Diaz was just 17 at the time and the team's only Latino offensive lineman, he told reporters at a news conference Wednesday. He at one point tried to kill himself because of the racism he faced, the now-36-year-old father of three said.
The university announced Tuesday it has hired former U.S. Attorney General Loretta Lynch to lead an investigation into athletic department and alleged hazing.
University President Michael Schill called allegations of racist hazing "disturbing claims and completely antithetical to our educational and athletics mission" in an op-ed responding to the growing scandal published online Thursday by the Tribune.
"I understand and accept the criticism.

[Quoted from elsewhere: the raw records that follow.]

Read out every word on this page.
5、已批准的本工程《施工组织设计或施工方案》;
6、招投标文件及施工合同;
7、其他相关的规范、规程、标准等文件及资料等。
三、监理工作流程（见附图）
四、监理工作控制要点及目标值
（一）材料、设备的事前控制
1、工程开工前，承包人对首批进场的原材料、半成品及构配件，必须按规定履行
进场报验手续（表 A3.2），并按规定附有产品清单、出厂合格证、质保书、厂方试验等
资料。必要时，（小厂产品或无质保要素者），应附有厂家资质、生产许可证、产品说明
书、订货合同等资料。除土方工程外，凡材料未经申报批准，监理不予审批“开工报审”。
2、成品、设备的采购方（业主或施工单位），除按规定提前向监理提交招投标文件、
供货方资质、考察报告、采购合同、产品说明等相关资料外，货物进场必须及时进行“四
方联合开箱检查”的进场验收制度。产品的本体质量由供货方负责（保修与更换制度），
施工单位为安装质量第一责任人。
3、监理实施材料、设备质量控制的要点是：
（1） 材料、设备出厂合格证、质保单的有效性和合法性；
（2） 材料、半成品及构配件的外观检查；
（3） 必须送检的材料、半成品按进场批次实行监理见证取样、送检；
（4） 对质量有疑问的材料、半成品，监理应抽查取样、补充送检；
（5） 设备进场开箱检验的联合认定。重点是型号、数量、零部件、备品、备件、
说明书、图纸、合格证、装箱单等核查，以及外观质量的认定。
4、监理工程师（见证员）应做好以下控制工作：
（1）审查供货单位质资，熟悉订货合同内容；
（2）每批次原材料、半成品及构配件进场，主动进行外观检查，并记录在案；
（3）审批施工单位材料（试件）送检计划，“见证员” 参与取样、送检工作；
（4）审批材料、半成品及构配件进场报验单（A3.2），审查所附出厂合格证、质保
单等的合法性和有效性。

The hazing that was documented in the investigation is entirely unacceptable, and I apologize on behalf of the university to those athletes and all others affected," Schill wrote.
The two most recent lawsuits filed by Crump and Levin & Perconti allege players were also targeted for suffering injuries that took them off the football field.
In one of the lawsuits, plaintiff Tom Carnifax, a member of the team from 2016 to 2019, alleges a coach pressured him to keep playing after he took a hit to the head that caused a concussion and was told by coaches and teammates that he "was faking his injuries and was a waste of space."
"It's hard to explain to you guys what we went through," Carnifax told reporters at a late July news conference. "The words we have to tell you and best describe it is not even touching a fraction of it."
In the firm's other new lawsuit, an anonymous player identified as "John Doe 3″ alleged he had to fight back despite being injured as a group of players tried to break into his room to forcibly hump him without consent on his first night of training camp as a freshman.
Later, he wasn't given priority for injury rehabilitation because players deemed more valuable were prioritized, the lawsuit alleged.
Crump, who now represents seven Northwestern athletes, said he plans on filing more than 30 lawsuits involving athletes from a "variety of athletic programs and even mascots."
"We will not stop until we have achieved justice for these young people and the many others who are still to come forward," he said.